An OMS with real-time inventory sync across channels catches this. When your Amazon buffer runs low, the system can pull from reserve inventory and push it to the channel automatically, before you hit zero.

Worked example

Last quarter, SKU-JEANS-32-34 had 14 stockout days out of 91. Your average daily revenue on this SKU is $480 across all channels.

Stockout Frequency = 14 ÷ 91 = 15.4% of the quarter Estimated lost revenue = 14 days × $480 × 0.70 = $4,704

$4,704 in one quarter on one SKU. If you have 15 SKUs with similar patterns, you're looking at more than $70,000 per quarter in lost revenue that won't show up in any report unless you calculate it yourself.


Building your KPI dashboard

You don't need all five of these on a daily basis.

Metric

Review frequency

Primary action trigger

Weeks of supply

Daily

Reorder if below threshold

Sell-through rate

Weekly

Markdown or shift channel spend

Stockout rate

Weekly

Investigate channel allocation

Inventory turnover

Monthly

Adjust buying plan

GMROI

Monthly/quarterly

Prioritize SKUs in next buying cycle

OMS vs. spreadsheet

Under $1M in GMV, a well-structured spreadsheet can track these metrics accurately — the problem is it's only as current as your last manual update.

Between $1M and $10M, spreadsheet maintenance becomes a part-time job and the error rate starts affecting decisions. This is typically when the ROI on an OMS becomes clear — not because of any single feature, but because of how much faster you catch problems when the data is live.

Above $10M, the question isn't whether you need an OMS. It's whether your current OMS gives you this visibility at the SKU and channel level.


Frequently asked questions

What is inventory turnover ratio?

Inventory turnover ratio measures how many times you sell through your average inventory in a given period, usually a year. Calculate it as Cost of Goods Sold divided by Average Inventory Value. A higher ratio means you're converting inventory to sales more efficiently.

What is a good inventory turnover ratio?

It depends on your category. Apparel typically sees 4–6x. Electronics 8–15x. Consumables 12–25x. If your turnover is below 4x and you're not selling furniture or high-AOV goods, start looking at what's sitting unsold and why.

How do you calculate inventory turnover ratio?

Divide Cost of Goods Sold by Average Inventory Value, where Average Inventory = (Beginning Inventory + Ending Inventory) ÷ 2. To convert to days, divide 365 by your turnover ratio.

What does inventory turnover tell you?

It tells you how efficiently you're converting inventory investment into revenue. Low turnover means capital is tied up in unsold goods.
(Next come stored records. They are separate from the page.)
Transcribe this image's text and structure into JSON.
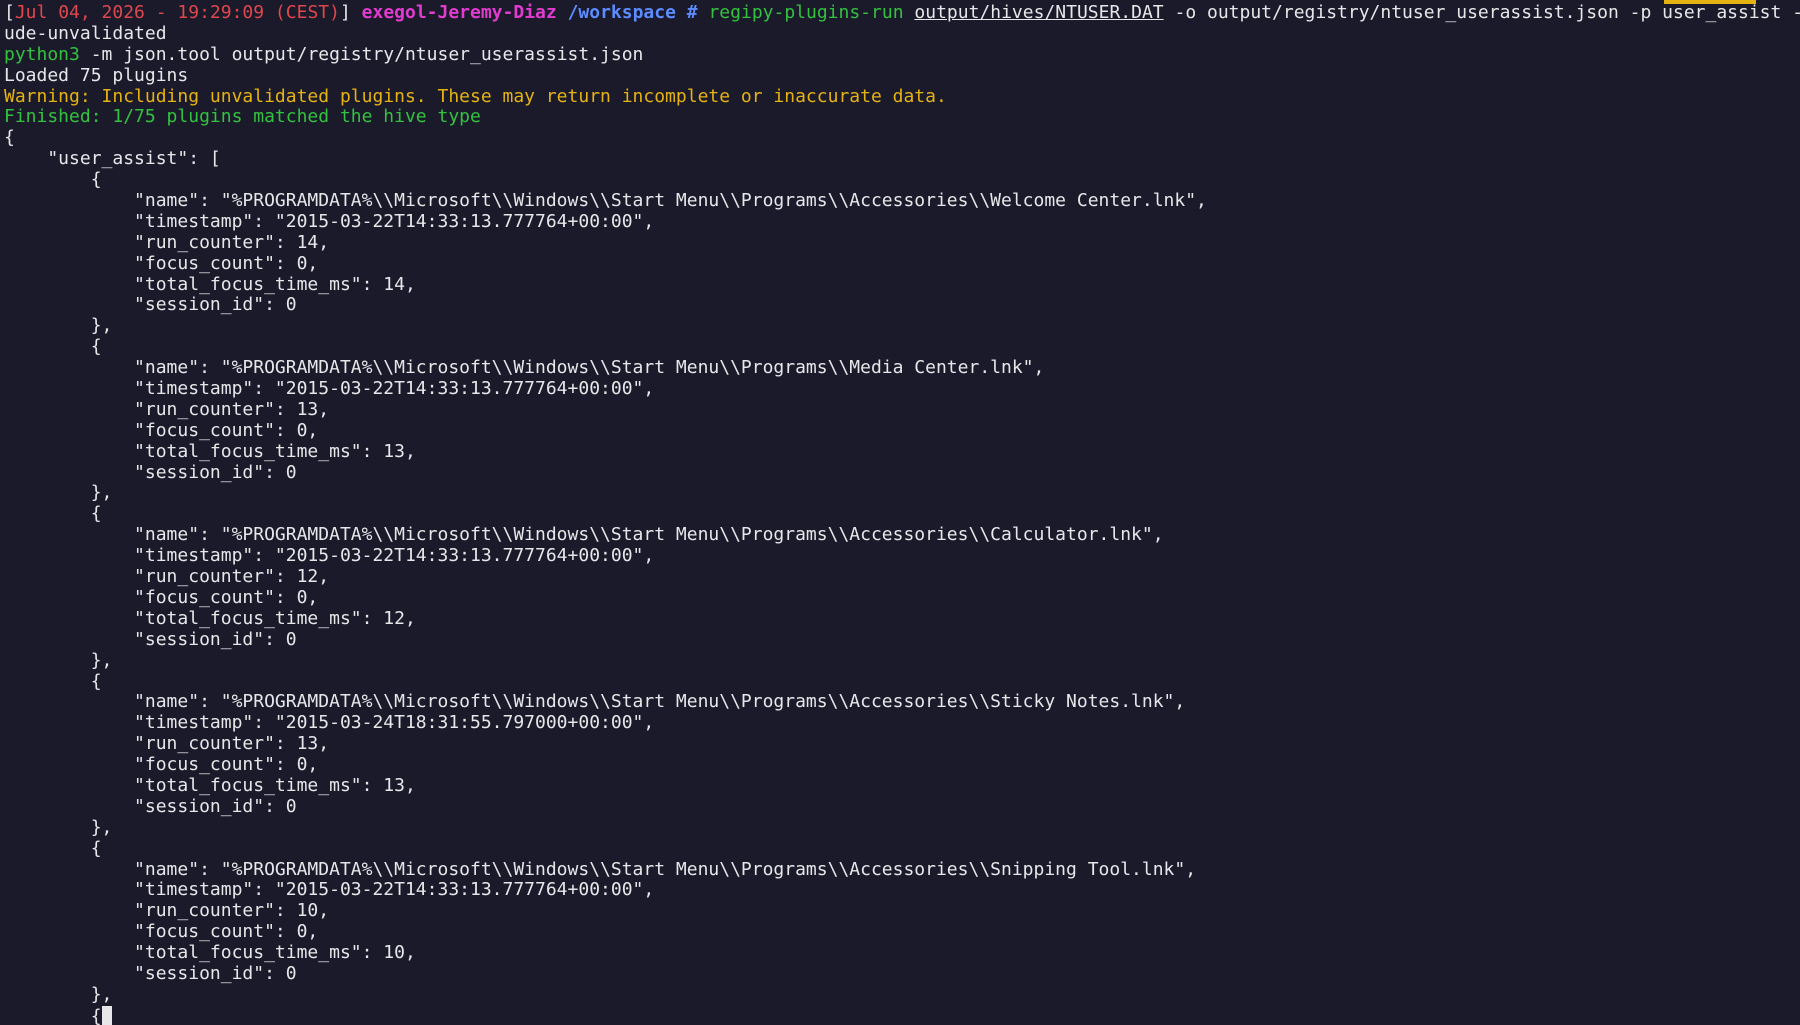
{
  "prompt": {
    "open_bracket": "[",
    "datetime": "Jul 04, 2026 - 19:29:09 (CEST)",
    "close_bracket": "]",
    "host": "exegol-Jeremy-Diaz",
    "cwd": "/workspace",
    "hash": "#",
    "command": "regipy-plugins-run",
    "hive_path": "output/hives/NTUSER.DAT",
    "args": "-o output/registry/ntuser_userassist.json -p user_assist --incl",
    "args_wrap": "ude-unvalidated"
  },
  "second_command": {
    "program": "python3",
    "args": "-m json.tool output/registry/ntuser_userassist.json"
  },
  "output": {
    "loaded": "Loaded 75 plugins",
    "warning": "Warning: Including unvalidated plugins. These may return incomplete or inaccurate data.",
    "finished": "Finished: 1/75 plugins matched the hive type"
  },
  "json_lines": [
    "{",
    "    \"user_assist\": [",
    "        {",
    "            \"name\": \"%PROGRAMDATA%\\\\Microsoft\\\\Windows\\\\Start Menu\\\\Programs\\\\Accessories\\\\Welcome Center.lnk\",",
    "            \"timestamp\": \"2015-03-22T14:33:13.777764+00:00\",",
    "            \"run_counter\": 14,",
    "            \"focus_count\": 0,",
    "            \"total_focus_time_ms\": 14,",
    "            \"session_id\": 0",
    "        },",
    "        {",
    "            \"name\": \"%PROGRAMDATA%\\\\Microsoft\\\\Windows\\\\Start Menu\\\\Programs\\\\Media Center.lnk\",",
    "            \"timestamp\": \"2015-03-22T14:33:13.777764+00:00\",",
    "            \"run_counter\": 13,",
    "            \"focus_count\": 0,",
    "            \"total_focus_time_ms\": 13,",
    "            \"session_id\": 0",
    "        },",
    "        {",
    "            \"name\": \"%PROGRAMDATA%\\\\Microsoft\\\\Windows\\\\Start Menu\\\\Programs\\\\Accessories\\\\Calculator.lnk\",",
    "            \"timestamp\": \"2015-03-22T14:33:13.777764+00:00\",",
    "            \"run_counter\": 12,",
    "            \"focus_count\": 0,",
    "            \"total_focus_time_ms\": 12,",
    "            \"session_id\": 0",
    "        },",
    "        {",
    "            \"name\": \"%PROGRAMDATA%\\\\Microsoft\\\\Windows\\\\Start Menu\\\\Programs\\\\Accessories\\\\Sticky Notes.lnk\",",
    "            \"timestamp\": \"2015-03-24T18:31:55.797000+00:00\",",
    "            \"run_counter\": 13,",
    "            \"focus_count\": 0,",
    "            \"total_focus_time_ms\": 13,",
    "            \"session_id\": 0",
    "        },",
    "        {",
    "            \"name\": \"%PROGRAMDATA%\\\\Microsoft\\\\Windows\\\\Start Menu\\\\Programs\\\\Accessories\\\\Snipping Tool.lnk\",",
    "            \"timestamp\": \"2015-03-22T14:33:13.777764+00:00\",",
    "            \"run_counter\": 10,",
    "            \"focus_count\": 0,",
    "            \"total_focus_time_ms\": 10,",
    "            \"session_id\": 0",
    "        },"
  ],
  "last_line": "        {",
  "colors": {
    "background": "#1b1a2b",
    "foreground": "#e7e7e9",
    "date_red": "#e0474d",
    "host_magenta": "#e13bd0",
    "path_blue": "#5c8cff",
    "command_green": "#33c23f",
    "warning_amber": "#e5b312"
  }
}
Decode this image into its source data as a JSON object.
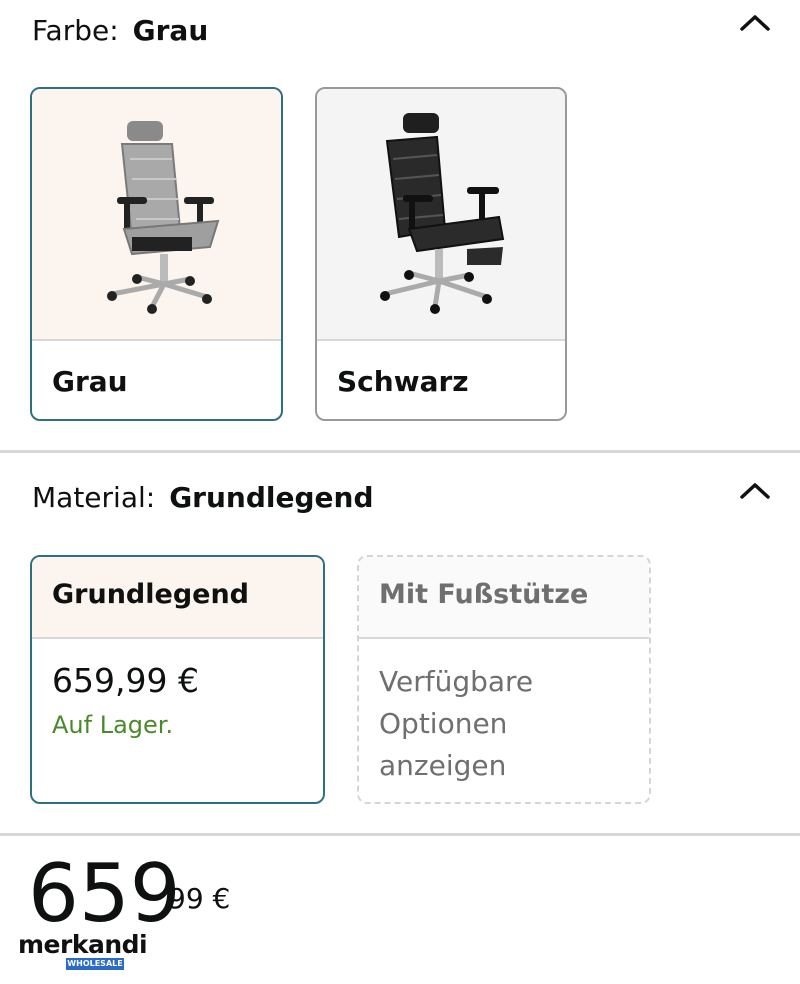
{
  "color_section": {
    "label": "Farbe:",
    "value": "Grau",
    "swatches": [
      {
        "name": "Grau",
        "selected": true
      },
      {
        "name": "Schwarz",
        "selected": false
      }
    ]
  },
  "material_section": {
    "label": "Material:",
    "value": "Grundlegend",
    "options": [
      {
        "title": "Grundlegend",
        "price": "659,99 €",
        "stock": "Auf Lager.",
        "selected": true
      },
      {
        "title": "Mit Fußstütze",
        "desc_lines": [
          "Verfügbare",
          "Optionen",
          "anzeigen"
        ],
        "selected": false
      }
    ]
  },
  "price": {
    "whole": "659",
    "cents": "99 €"
  },
  "watermark": {
    "word": "merkandi",
    "tag": "WHOLESALE"
  },
  "colors": {
    "selected_border": "#2f6f84",
    "in_stock": "#4a8a2a"
  }
}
High turnover means you're moving product fast — but if it gets too high, watch that you're not regularly stocking out.

What is GMROI?

GMROI stands for Gross Margin Return on Inventory Investment. It measures how much gross margin you earn for every dollar you invest in inventory. GMROI = Gross Margin Dollars ÷ Average Inventory Cost. A GMROI above 2.0 is generally healthy; below 1.0 means your margin isn't covering what you've tied up in inventory.

How do I reduce my stockout rate?

Start by identifying which SKUs stockout most frequently and when. Then check whether the issue is forecasting (underestimating demand), allocation (inventory in the wrong channel or location), or lead time (supplier time isn't factored into your reorder point). Multi-channel sellers often find it's an allocation problem, not an inventory level problem.


Closing

These five metrics work together. Turnover tells you how fast you're cycling. GMROI tells you whether that cycling is profitable. Sell-through catches seasonal and SKU-level anomalies before they become markdown situations. Weeks of supply keeps you ahead of stockouts. Stockout rate quantifies what you're losing when weeks of supply fails.

If you're pulling these from five different reports and manually calculating them, you're spending hours every week on a backward-looking picture. An OMS with inventory reporting built in gives you this in real time, across every channel — so you spend less time calculating and more time acting on what the numbers say.